Showing posts with label Dionne Quintuplets. Show all posts
Showing posts with label Dionne Quintuplets. Show all posts

Wednesday, April 22, 2026

Sad lives, sad book, the Dionne Quints


Ontario Premier Mitchell Hepburn with the Dionne Quintuplets when they were about six months old/unknown photographer, Wikipedia


I ran across The Dionne Years: A Thirties Melodrama  (1977) in an obituary of the last of the Dionne quintuplets, Annette, who died Dec. 24, 2025 at age 91.

Pierre Berton (1920-2004), the author of The Dionne Years, interviewed some 50 persons for this book, many with direct knowledge or relationships with the Dionne quints.  He furnishes notes but no bibliography. He wrote about 50 other books, plus many more for juveniles.

It’s a fast read. 

On May 28, 1934 in a small village in Ontario, midwives delivered the first of the quints followed by Dr. Allan Roy Dafoe who delivered the last ones. 

After their births, a reporter called the doctor about every 20 minutes inquiring about the babies' health, but since no other quintuplets had lived longer than a few days, the doctor had little hope for their survival.

The house had no electricity, and the babies were kept warm near the oven. They were fed with an eye dropper every two hours and attended by three nurses, one who was always on duty.


Their total weight was 13 pounds, six ounces with the largest weighing 2.5 pounds and the smallest, Marie, 1.5 pounds. 

None were longer than nine inches.

When Dr. Dafoe permitted a member of the press to see the infants wrapped in blankets, their father, Mr. Dionne, when he arrived home threw the person out. Mr. Dionne had a reputation using a pitchfork when it came to curiosity seekers, 

Another time, after a reporter took the babies outside for some sunshine, a nurse exploded in a verbal tirade when she discovered them.

That the babies were born midway through the Great Depression (1929-1939) provided an pleasant escape for everyone (or, perhaps for those curiosity seekers, rather like our astronauts today).

Mothers donated breast milk. Various vendors supplied their baby and medical needs. 

With five older children, the Dionnes were hard up for money, and their father and Dr. Dafoe agreed with promoters to permit the babies to go on display at a Chicago event which their mother later rejected.

The Canadian government used this incident as proof that the quints needed protection for their wellbeing and passed a law seizing them from their family.

When the parents were criticized for trying to make money off their children, it was Dr. Dafoe and the Canadian government who profited. 

The public treated Dr. Dafoe like royalty.  In 1943 alone, the good doctor Dafoe pocketed $182,466 (equivalent to $3,328,991 in 2025).

 For several years, the quints were the number one tourist attraction in Canada, surpassing Niagara Falls and equal to attendance at Mt. Vernon and Gettysburg in the U.S.

Retailers paid thousands of dollars to have their products pictured with the quints.

To enable the many people who came to see them, a play area was constructed on the Dionnes' property ("Quintland,") where visitors through a one-way screen could watch the children play, but the children could hear the visitors and the screens were not totally opaque.

Curiosity seekers were admitted 100 at a time to watch or about 3,000 a day.

For several years the girls lived in a nursery built for them with round-the-clock care like at a hospital, under the strict supervision and care of Dr. Dafoe and specialized nurses, the doctor who grew to love the children, as did the nursing staff.

Dr. Dafoe kept them under a strict regimen and to meet public expectations, had them dressed alike until they were five years old.
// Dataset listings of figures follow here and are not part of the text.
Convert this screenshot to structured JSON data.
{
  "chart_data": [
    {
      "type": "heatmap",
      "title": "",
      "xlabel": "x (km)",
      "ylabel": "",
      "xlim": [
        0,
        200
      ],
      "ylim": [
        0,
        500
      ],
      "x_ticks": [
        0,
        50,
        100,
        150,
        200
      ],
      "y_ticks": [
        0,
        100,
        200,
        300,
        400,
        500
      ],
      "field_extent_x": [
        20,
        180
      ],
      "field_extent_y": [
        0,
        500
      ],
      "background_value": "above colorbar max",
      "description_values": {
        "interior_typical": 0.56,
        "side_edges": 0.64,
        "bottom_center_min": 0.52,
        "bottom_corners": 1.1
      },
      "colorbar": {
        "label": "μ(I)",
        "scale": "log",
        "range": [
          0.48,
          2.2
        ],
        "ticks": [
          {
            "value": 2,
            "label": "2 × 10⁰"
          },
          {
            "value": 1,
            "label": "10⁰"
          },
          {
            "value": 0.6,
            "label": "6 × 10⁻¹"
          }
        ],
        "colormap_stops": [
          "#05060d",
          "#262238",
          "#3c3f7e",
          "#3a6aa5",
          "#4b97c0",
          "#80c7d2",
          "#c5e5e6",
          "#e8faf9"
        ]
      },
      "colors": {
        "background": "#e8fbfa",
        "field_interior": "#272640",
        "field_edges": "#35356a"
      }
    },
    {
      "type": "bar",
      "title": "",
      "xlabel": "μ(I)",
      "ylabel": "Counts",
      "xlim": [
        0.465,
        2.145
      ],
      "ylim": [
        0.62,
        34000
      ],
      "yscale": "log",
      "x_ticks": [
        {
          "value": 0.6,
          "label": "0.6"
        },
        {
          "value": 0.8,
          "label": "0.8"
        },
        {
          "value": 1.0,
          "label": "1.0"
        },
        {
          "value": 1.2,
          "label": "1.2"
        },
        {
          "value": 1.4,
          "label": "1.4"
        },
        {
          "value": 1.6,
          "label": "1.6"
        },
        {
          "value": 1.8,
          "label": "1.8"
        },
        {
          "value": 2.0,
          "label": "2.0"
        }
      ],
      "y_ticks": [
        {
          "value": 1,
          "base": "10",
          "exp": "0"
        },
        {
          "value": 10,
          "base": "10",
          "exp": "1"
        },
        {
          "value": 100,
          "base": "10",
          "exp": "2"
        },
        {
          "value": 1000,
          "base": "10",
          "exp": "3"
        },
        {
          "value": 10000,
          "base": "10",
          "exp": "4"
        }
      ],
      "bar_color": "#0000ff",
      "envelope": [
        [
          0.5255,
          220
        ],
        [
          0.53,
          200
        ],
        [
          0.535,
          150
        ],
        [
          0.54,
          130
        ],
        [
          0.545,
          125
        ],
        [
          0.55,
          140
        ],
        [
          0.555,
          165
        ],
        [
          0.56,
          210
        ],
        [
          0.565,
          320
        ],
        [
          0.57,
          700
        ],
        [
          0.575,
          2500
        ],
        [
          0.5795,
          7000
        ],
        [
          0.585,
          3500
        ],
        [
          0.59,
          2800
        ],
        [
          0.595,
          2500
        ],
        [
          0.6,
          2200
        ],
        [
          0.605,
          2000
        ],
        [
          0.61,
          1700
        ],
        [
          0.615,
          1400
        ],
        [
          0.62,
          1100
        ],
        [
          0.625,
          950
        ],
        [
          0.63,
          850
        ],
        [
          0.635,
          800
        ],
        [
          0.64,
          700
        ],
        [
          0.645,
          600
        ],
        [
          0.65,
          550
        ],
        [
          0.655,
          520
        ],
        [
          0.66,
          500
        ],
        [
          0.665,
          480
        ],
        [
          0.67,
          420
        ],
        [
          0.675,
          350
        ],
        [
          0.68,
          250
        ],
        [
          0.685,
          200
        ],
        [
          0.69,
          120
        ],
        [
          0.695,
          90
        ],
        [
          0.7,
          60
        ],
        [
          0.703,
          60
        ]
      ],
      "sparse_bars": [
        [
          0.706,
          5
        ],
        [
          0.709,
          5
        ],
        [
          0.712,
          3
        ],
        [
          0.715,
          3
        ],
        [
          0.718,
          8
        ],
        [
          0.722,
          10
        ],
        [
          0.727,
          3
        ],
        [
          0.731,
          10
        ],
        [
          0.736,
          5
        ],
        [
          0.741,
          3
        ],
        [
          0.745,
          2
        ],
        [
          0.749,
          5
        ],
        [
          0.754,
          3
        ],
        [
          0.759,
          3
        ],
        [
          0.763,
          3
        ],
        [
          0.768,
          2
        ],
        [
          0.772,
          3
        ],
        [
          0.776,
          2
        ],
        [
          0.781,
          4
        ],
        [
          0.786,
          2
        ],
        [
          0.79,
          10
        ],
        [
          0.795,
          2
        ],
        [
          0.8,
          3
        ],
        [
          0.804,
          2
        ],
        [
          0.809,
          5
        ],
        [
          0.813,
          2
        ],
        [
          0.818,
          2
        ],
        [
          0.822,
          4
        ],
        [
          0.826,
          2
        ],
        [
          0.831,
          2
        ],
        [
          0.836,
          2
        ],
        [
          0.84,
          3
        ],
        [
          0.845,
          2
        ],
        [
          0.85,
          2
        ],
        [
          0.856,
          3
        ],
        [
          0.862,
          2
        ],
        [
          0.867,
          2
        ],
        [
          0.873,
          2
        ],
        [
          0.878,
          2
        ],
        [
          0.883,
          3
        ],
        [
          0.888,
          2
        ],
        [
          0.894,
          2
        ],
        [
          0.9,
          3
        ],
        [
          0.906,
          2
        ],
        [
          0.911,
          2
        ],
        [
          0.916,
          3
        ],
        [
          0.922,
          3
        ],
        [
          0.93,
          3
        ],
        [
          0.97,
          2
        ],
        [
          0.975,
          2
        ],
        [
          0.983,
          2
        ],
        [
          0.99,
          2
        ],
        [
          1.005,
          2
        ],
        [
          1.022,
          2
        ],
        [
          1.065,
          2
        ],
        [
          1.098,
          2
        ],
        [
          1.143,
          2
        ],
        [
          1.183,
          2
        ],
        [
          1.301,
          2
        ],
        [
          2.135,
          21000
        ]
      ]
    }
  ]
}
On pages 125-126, the book says a March 1936 article in Cosmopolitan by the renowned Dr. Alfred Adler (one of the triumvirate with Freud and Jung) likened their hospital residency to "inmates of a model orphanage and a certain emotional starvation,” and in later life, the sisters recounted their growing-up years in much the same way, urging parents not to treat their children as showpieces as they had been raised.

Acting as their father, Dr. Dafoe prohibited much contact between the children and their parents who were treated in the press and elsewhere as if they were dumb, blind, and ignorant.

The parents did not attend the quints' first birthday extravaganza when press services, all three US radio networks and more were invited. Said their father: “We don’t consider it an honor to be invited by pure strangers to visit our own children.” (p.108)

Some of the celebrities who came to see them included Bette Davis, W. K. Kellogg, and Amelia Earhart and her husband five weeks before Ms. Earhart disappeared in the Pacific Ocean. (Most source say six weeks before she disappeared.)

The Quints grew up, some got married, joined a convent, starred in three films, divorced, and in later years, realized little to nothing from their famous births.